The Standard Model and general relativity are mathematically incompatible with each other. The reasons that the Standard Model (i.e. quantum mechanics) and general relativity are incompatible are quite mathematical and technical but include, for example, the fact that point particles which are assumed in quantum mechanics would instantly turn into black holes in general relativity.

The Standard Model and supersymmetry are both fully compatible with special relativity, however.

Scientists from Einstein onward have been trying very hard to unify gravity and other forces of nature ever since general relativity and quantum mechanics were conceived in the early 1900s.
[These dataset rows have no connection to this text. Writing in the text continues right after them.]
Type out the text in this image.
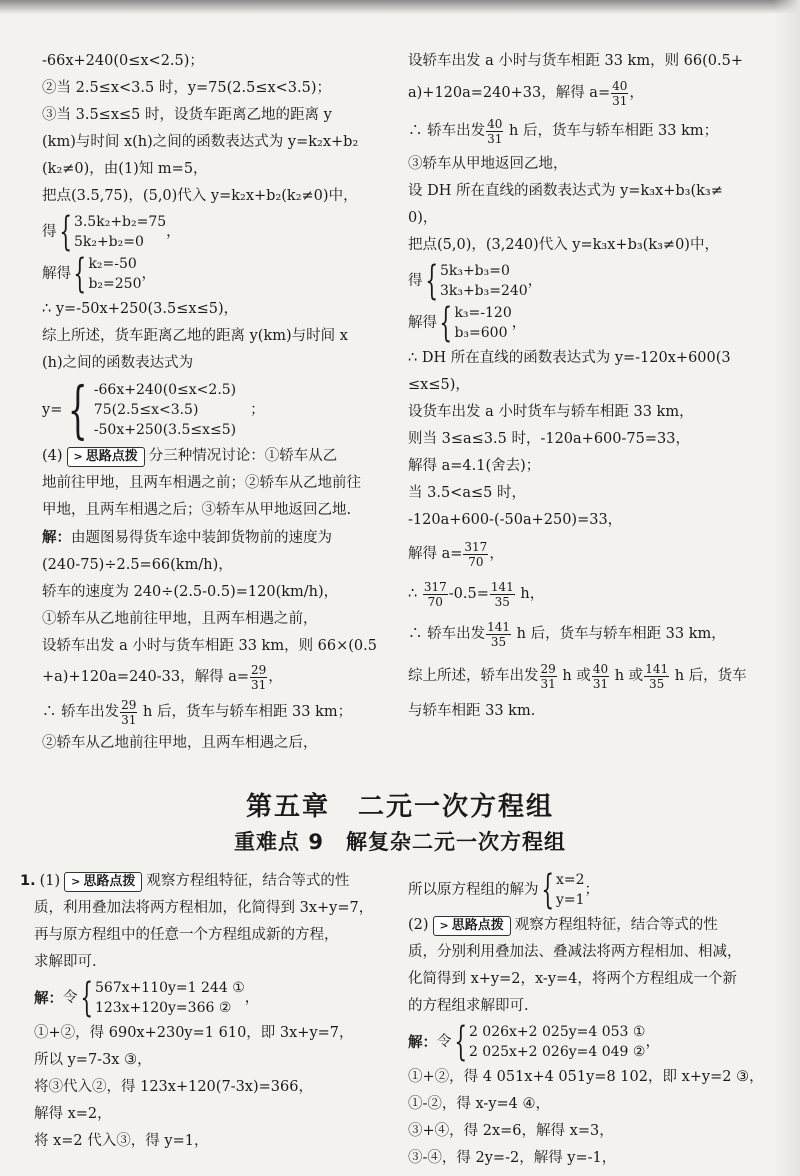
-66x+240(0≤x<2.5)；
②当 2.5≤x<3.5 时，y=75(2.5≤x<3.5)；
③当 3.5≤x≤5 时，设货车距离乙地的距离 y
(km)与时间 x(h)之间的函数表达式为 y=k₂x+b₂
(k₂≠0)，由(1)知 m=5，
把点(3.5,75)，(5,0)代入 y=k₂x+b₂(k₂≠0)中，
得 { 3.5k₂+b₂=75
5k₂+b₂=0
，
解得 { k₂=-50
b₂=250
，
∴ y=-50x+250(3.5≤x≤5)，
综上所述，货车距离乙地的距离 y(km)与时间 x
(h)之间的函数表达式为
y= { -66x+240(0≤x<2.5)
75(2.5≤x<3.5)
-50x+250(3.5≤x≤5)
；
(4) > 思路点拨 分三种情况讨论：①轿车从乙
地前往甲地，且两车相遇之前；②轿车从乙地前往
甲地，且两车相遇之后；③轿车从甲地返回乙地.
解：由题图易得货车途中装卸货物前的速度为
(240-75)÷2.5=66(km/h)，
轿车的速度为 240÷(2.5-0.5)=120(km/h)，
①轿车从乙地前往甲地，且两车相遇之前，
设轿车出发 a 小时与货车相距 33 km，则 66×(0.5
+a)+120a=240-33，解得 $a= \frac{29}{31}$ ，
∴ 轿车出发 $\frac{29}{31}$ h 后，货车与轿车相距 33 km；
②轿车从乙地前往甲地，且两车相遇之后，
设轿车出发 a 小时与货车相距 33 km，则 66(0.5+
a)+120a=240+33，解得 $a= \frac{40}{31}$ ，
∴ 轿车出发 $\frac{40}{31}$ h 后，货车与轿车相距 33 km；
③轿车从甲地返回乙地，
设 DH 所在直线的函数表达式为 y=k₃x+b₃(k₃≠
0)，
把点(5,0)，(3,240)代入 y=k₃x+b₃(k₃≠0)中，
得 { 5k₃+b₃=0
3k₃+b₃=240
，
解得 { k₃=-120
b₃=600
，
∴ DH 所在直线的函数表达式为 y=-120x+600(3
≤x≤5)，
设货车出发 a 小时货车与轿车相距 33 km，
则当 3≤a≤3.5 时，-120a+600-75=33，
解得 a=4.1(舍去)；
当 3.5<a≤5 时，
-120a+600-(-50a+250)=33，
解得 $a= \frac{317}{70}$ ，
∴ $\frac{317}{70} -0.5= \frac{141}{35}$ h，
∴ 轿车出发 $\frac{141}{35}$ h 后，货车与轿车相距 33 km，
综上所述，轿车出发 $\frac{29}{31}$ h 或 $\frac{40}{31}$ h 或 $\frac{141}{35}$ h 后，货车
与轿车相距 33 km.
第五章　二元一次方程组
重难点 9　解复杂二元一次方程组
1. (1) > 思路点拨 观察方程组特征，结合等式的性
质，利用叠加法将两方程相加，化简得到 3x+y=7，
再与原方程组中的任意一个方程组成新的方程，
求解即可.
解： 令 { 567x+110y=1 244 ①
123x+120y=366 ②
，
①+②，得 690x+230y=1 610，即 3x+y=7，
所以 y=7-3x ③，
将③代入②，得 123x+120(7-3x)=366，
解得 x=2，
将 x=2 代入③，得 y=1，
所以原方程组的解为 { x=2
y=1
；
(2) > 思路点拨 观察方程组特征，结合等式的性
质，分别利用叠加法、叠减法将两方程相加、相减，
化简得到 x+y=2，x-y=4，将两个方程组成一个新
的方程组求解即可.
解： 令 { 2 026x+2 025y=4 053 ①
2 025x+2 026y=4 049 ②
，
①+②，得 4 051x+4 051y=8 102，即 x+y=2 ③，
①-②，得 x-y=4 ④，
③+④，得 2x=6，解得 x=3，
③-④，得 2y=-2，解得 y=-1，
So far, no one has even come close to succeeding.

A potential connection to string theory is attractive because string theory offers a reasonable hope that it could provide a mathematically consistent way to create a theory of quantum gravity that could be consistent with the rest of quantum mechanics which is called the Standard Model. 

String theory is pretty much the only game in town that creates a potential theory of quantum gravity with particle based force fields like those used in the rest of quantum mechanics so it is very tempting to find a way to connect what we know to it.

There is another approach to quantum gravity that involves applying quantum mechanical concepts to the nature of space-time itself, which includes approaches known as Loop Quantum Gravity (LQG), rather than using the force field carried by particles approach of string theory, but that is a story for another day that doesn't involve supersymmetry.

Why Not Supersymmetry?

The obvious problem with supersymmetry is that nobody has ever seen any of the supersymmetric particles, either because they are not real, or because the new particles are simply too heavy to see in colliders, or because they are otherwise not visible due to something called "R-parity" (a property that basically keeps sparticles and regular matter separated).

(1) If superpartners exist, the LHC has determined that they are much heavier than they were expected to be.  At some point, if they are not found at low enough masses, they would be so heavy that they would lead to predictions that are contrary to experimental evidence.

(2) "Naturalness" which is an important reason for supersymmetry is being questioned as a useful theoretical concept.

(3) The evidence of force unification that should have showed up by now has not appeared.  

(4) And, the LUX experiment has pretty much ruled out the kinds of WIMP dark matter particles that supersymmetry predicted.

Why Not String Theory?

String theory has all of the problems of SUSY and SUGRA and also lots of problems of its own. Basically, there are thousands or millions or more versions of string theory (called "vacua") and nobody knows which version is remotely close to our reality.

Where Does This Leave Us?

The Standard Model, in contrast, has no obvious generalizations that could for example be used as a basis for a version of string theory. So figuring out how to meld it with quantum gravity is even more difficult.